Ich mag das Rezept besonders, weil es ohne viel Schnickschnack auskommt, aber trotzdem alles hat, was man nach einem langen Tag braucht. Es ist eines dieser Gerichte, die man einfach in die Pfanne wirft und bei denen man weiß: Am Ende schmeckt es einfach rund. Egal, ob man für die Kinder kocht oder sich selbst mal was Gutes gönnen will – dieses Italienische Kräuter-Hähnchen ist einfach ehrliches Essen, das ohne großen Aufwand auf dem Tisch steht.
Italienisches Kräuter-Hähnchen mit Zucchini
Zutaten
- 3 EL Pinienkerne
- 500 g Hähnchenbrustfilet
- 3 EL Olivenöl
- 1 Stk. Zucchini
- 1 – 2 Stk. Knoblauchzehe
- 600 g Tomaten
- 8 – 10 Stk. getrocknete Tomaten
- 1 Bund Frühlingszwiebeln
- 1 EL Mehl
- 300 ml Geflügelbrühe oder Gemüsebrühe
- 200 ml Sahne
- 1 Stk. Zitrone
- 1/2 Bund Oregano frisch
- 1/2 Bund Basilikum
- Salz und Pfeffer
- Reis passt gut als Beilage ( 250 – 300 g ungekocht)
Anleitungen
Die Vorbereitung (Schnippeln)
- Optional für eine besonders feine Soße ohne Tomatenhaut: Die Tomaten kreuzweise einritzen, kurz in kochendes Wasser geben, abschrecken und die Haut abziehen. Ansonsten die Tomaten einfach waschen und in kleine Würfel schneiden.
- Hähnchenbrustfilet mit einem Küchenpapier abtupfen. Anschließend in ca. 2 – 3 cm große Stücke schneiden.
- Die Zucchini waschen, in der Länge halbieren und in Halbmonde schneiden. Die Frühlingszwiebeln in feine Ringe schneiden. Knoblauch schälen und fein hacken. Die getrocknete Tomaten in kleine Würfel schneiden. Oregano von den Stielen zupfen und klein hacken. Basilikum ebenfalls grob schneiden. Zitrone halbieren und den Saft von einer halben Zitrone auspressen.
Italienisches Kräuter-Hähnchen zubereiten
- Pinienkerne in einer großen Pfanne ohne fett goldbraun anrösten, bis sie duften. Sofort aus der Pfanne nehmen und für später beiseitelegen.

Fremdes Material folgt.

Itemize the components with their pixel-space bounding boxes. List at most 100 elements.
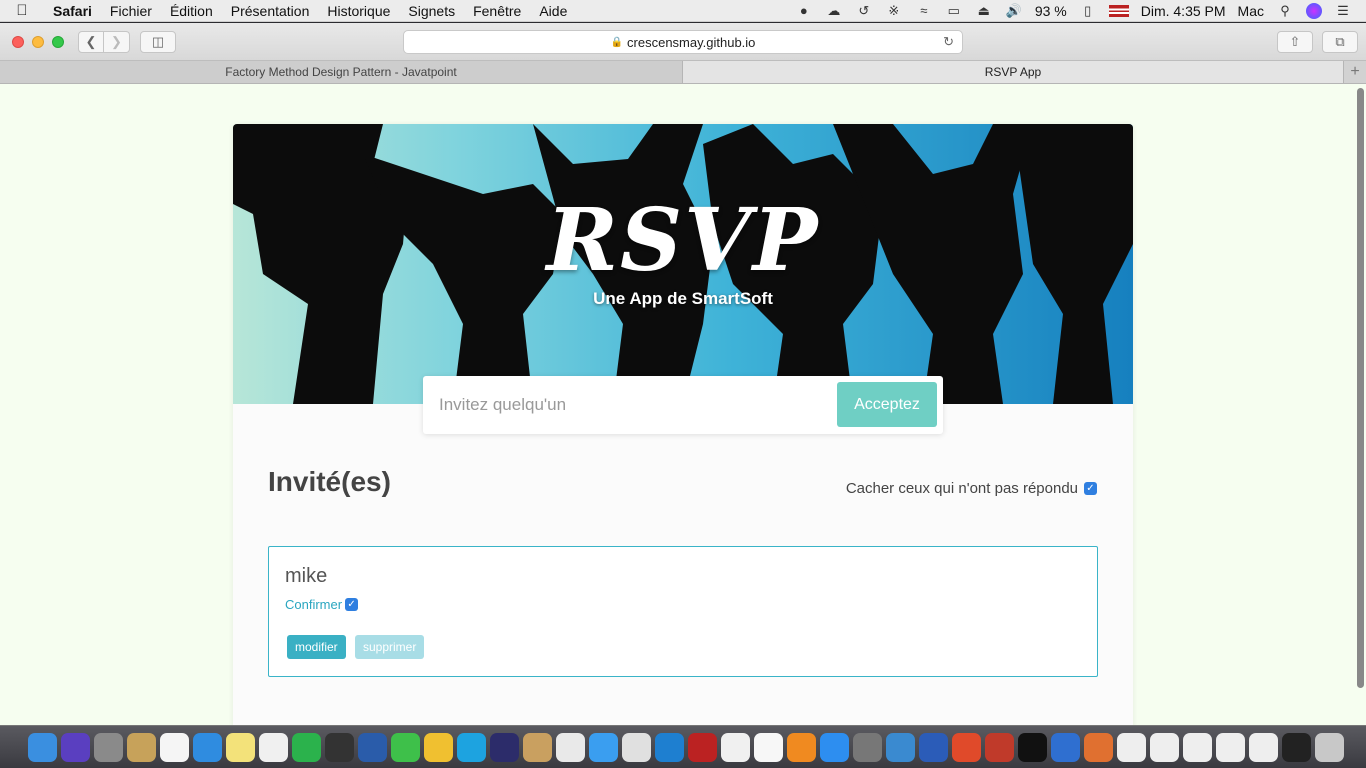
siri-menu-icon[interactable] xyxy=(1306,2,1322,19)
spotlight-icon[interactable]: ⚲ xyxy=(1276,3,1294,19)
tab-label: RSVP App xyxy=(984,65,1042,79)
page-viewport: RSVP Une App de SmartSoft Acceptez Invit… xyxy=(0,84,1366,725)
forward-button[interactable]: ❯ xyxy=(104,31,130,53)
wechat-status-icon[interactable]: ● xyxy=(795,3,813,19)
menu-fichier[interactable]: Fichier xyxy=(101,3,161,19)
guest-card: mike Confirmer ✓ modifier supprimer xyxy=(268,546,1098,677)
system-preferences-icon[interactable] xyxy=(853,732,882,762)
browser-toolbar: ❮ ❯ ◫ 🔒 crescensmay.github.io ↻ ⇧ ⧉ xyxy=(0,23,1366,61)
invite-input[interactable] xyxy=(431,382,831,427)
cloud-status-icon[interactable]: ☁ xyxy=(825,3,843,19)
hide-unanswered-label: Cacher ceux qui n'ont pas répondu xyxy=(845,480,1078,497)
finder-icon[interactable] xyxy=(28,732,57,762)
us-flag-icon[interactable] xyxy=(1108,4,1129,17)
tab-rsvp-app[interactable]: RSVP App xyxy=(683,61,1344,83)
itunes-icon[interactable] xyxy=(721,732,750,762)
photos-icon[interactable] xyxy=(754,732,783,762)
time-machine-icon[interactable]: ↺ xyxy=(855,3,873,19)
tool-icon[interactable] xyxy=(1084,732,1113,762)
hide-unanswered-checkbox[interactable]: ✓ xyxy=(1084,482,1097,495)
notes-icon[interactable] xyxy=(127,732,156,762)
share-button[interactable]: ⇧ xyxy=(1277,31,1313,53)
sidebar-icon: ◫ xyxy=(151,34,165,49)
messages-icon[interactable] xyxy=(589,732,618,762)
menu-presentation[interactable]: Présentation xyxy=(222,3,319,19)
wechat-icon[interactable] xyxy=(391,732,420,762)
reminders-icon[interactable] xyxy=(259,732,288,762)
status-area: ● ☁ ↺ ※ ≈ ▭ ⏏ 🔊 93 % ▯ Dim. 4:35 PM Mac … xyxy=(795,2,1366,19)
intellij-icon-2[interactable] xyxy=(1282,732,1311,762)
word-icon[interactable] xyxy=(919,732,948,762)
menu-historique[interactable]: Historique xyxy=(318,3,399,19)
menu-fenetre[interactable]: Fenêtre xyxy=(464,3,530,19)
hide-unanswered-filter[interactable]: Cacher ceux qui n'ont pas répondu ✓ xyxy=(846,480,1097,497)
window-icon-3[interactable] xyxy=(1183,732,1212,762)
zoom-window-button[interactable] xyxy=(52,36,64,48)
photobooth-icon[interactable] xyxy=(688,732,717,762)
whatsapp-icon[interactable] xyxy=(292,732,321,762)
stickies-icon[interactable] xyxy=(226,732,255,762)
timing-icon[interactable] xyxy=(622,732,651,762)
eclipse-icon[interactable] xyxy=(490,732,519,762)
intellij-icon[interactable] xyxy=(1018,732,1047,762)
preview-icon[interactable] xyxy=(523,732,552,762)
menu-app-safari[interactable]: Safari xyxy=(44,3,101,19)
quicktime-icon[interactable] xyxy=(358,732,387,762)
clock[interactable]: Dim. 4:35 PM xyxy=(1141,3,1226,19)
vpn-icon[interactable] xyxy=(655,732,684,762)
accept-button[interactable]: Acceptez xyxy=(837,382,937,427)
appstore-icon[interactable] xyxy=(820,732,849,762)
window-icon-2[interactable] xyxy=(1150,732,1179,762)
menu-signets[interactable]: Signets xyxy=(399,3,464,19)
skype-icon[interactable] xyxy=(457,732,486,762)
back-button[interactable]: ❮ xyxy=(78,31,104,53)
tab-javatpoint[interactable]: Factory Method Design Pattern - Javatpoi… xyxy=(0,61,683,83)
battery-percent[interactable]: 93 % xyxy=(1035,3,1067,19)
chevron-left-icon: ❮ xyxy=(85,34,97,49)
tab-label: Factory Method Design Pattern - Javatpoi… xyxy=(225,65,457,79)
eject-icon[interactable]: ⏏ xyxy=(975,3,993,19)
notification-center-icon[interactable]: ☰ xyxy=(1334,3,1352,19)
window-controls xyxy=(12,36,64,48)
window-icon-4[interactable] xyxy=(1216,732,1245,762)
safari-icon[interactable] xyxy=(193,732,222,762)
edit-button[interactable]: modifier xyxy=(287,635,346,659)
android-icon[interactable] xyxy=(424,732,453,762)
menu-edition[interactable]: Édition xyxy=(161,3,222,19)
menu-aide[interactable]: Aide xyxy=(530,3,576,19)
volume-icon[interactable]: 🔊 xyxy=(1005,3,1023,19)
show-tabs-button[interactable]: ⧉ xyxy=(1322,31,1358,53)
guest-name: mike xyxy=(285,565,328,587)
window-icon-5[interactable] xyxy=(1249,732,1278,762)
powerpoint-icon[interactable] xyxy=(952,732,981,762)
calendar-icon[interactable] xyxy=(160,732,189,762)
window-icon-1[interactable] xyxy=(1117,732,1146,762)
battery-icon[interactable]: ▯ xyxy=(1079,3,1097,19)
maps-icon[interactable] xyxy=(1051,732,1080,762)
airplay-icon[interactable]: ▭ xyxy=(945,3,963,19)
close-window-button[interactable] xyxy=(12,36,24,48)
bluetooth-icon[interactable]: ※ xyxy=(885,3,903,19)
user-name[interactable]: Mac xyxy=(1238,3,1264,19)
wifi-icon[interactable]: ≈ xyxy=(915,3,933,19)
reload-icon[interactable]: ↻ xyxy=(943,34,954,50)
book-icon[interactable] xyxy=(325,732,354,762)
lock-icon: 🔒 xyxy=(610,36,624,48)
delete-button[interactable]: supprimer xyxy=(355,635,425,659)
sidebar-toggle-button[interactable]: ◫ xyxy=(140,31,176,53)
confirm-toggle[interactable]: Confirmer ✓ xyxy=(285,597,359,612)
trash-icon[interactable] xyxy=(1315,732,1344,762)
edit-icon[interactable] xyxy=(985,732,1014,762)
siri-icon[interactable] xyxy=(61,732,90,762)
share-icon: ⇧ xyxy=(1289,34,1301,49)
confirm-checkbox[interactable]: ✓ xyxy=(345,598,359,611)
xcode-icon[interactable] xyxy=(886,732,915,762)
chrome-icon[interactable] xyxy=(556,732,585,762)
launchpad-icon[interactable] xyxy=(94,732,123,762)
ibooks-icon[interactable] xyxy=(787,732,816,762)
page-scrollbar[interactable] xyxy=(1357,88,1364,688)
apple-menu-icon[interactable]:  xyxy=(0,2,44,19)
address-bar[interactable]: 🔒 crescensmay.github.io ↻ xyxy=(403,30,963,54)
new-tab-button[interactable]: + xyxy=(1344,61,1366,83)
minimize-window-button[interactable] xyxy=(32,36,44,48)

- Olivenöl in der Pfanne erhitzen und das Hähnchenfleisch bei hoher Hitze portionsweise von allen Seiten anbraten. Herausnehmen und beiseitestellen. Im verbliebenen Bratfett die Zucchini kurz andünsten. Anschließend Frühlingszwiebeln, Knoblauch, Tomaten und getrocknete Tomaten dazugeben und ebenfalls alles kurz andünsten.
- Das Gemüse mit 1 EL Mehl bestäuben und kurz unter Rühren anschwitzen.
- Das Fleisch wieder in die Pfanne geben und alles vermengen. Mit Brühe ablöschen. Zitronensaft, Sahne, Oregano und Basilikum unterrühren. Die Soße bei mittlerer Hitze für ca. 5 bis 8 Minuten offen einköcheln lassen, bis sie leicht sämig wird.
- Mit Salz, Pfeffer und mit dem restlichen Zitronensaft abschmecken. Das Italienische Kräuter-Hähnchen auf Tellern anrichten und mit den gerösteten Pinienkernen bestreuen.
Notizen


Getrocknete Tomaten im Italienischen Kräuter-Hähnchen: Öl oder pur?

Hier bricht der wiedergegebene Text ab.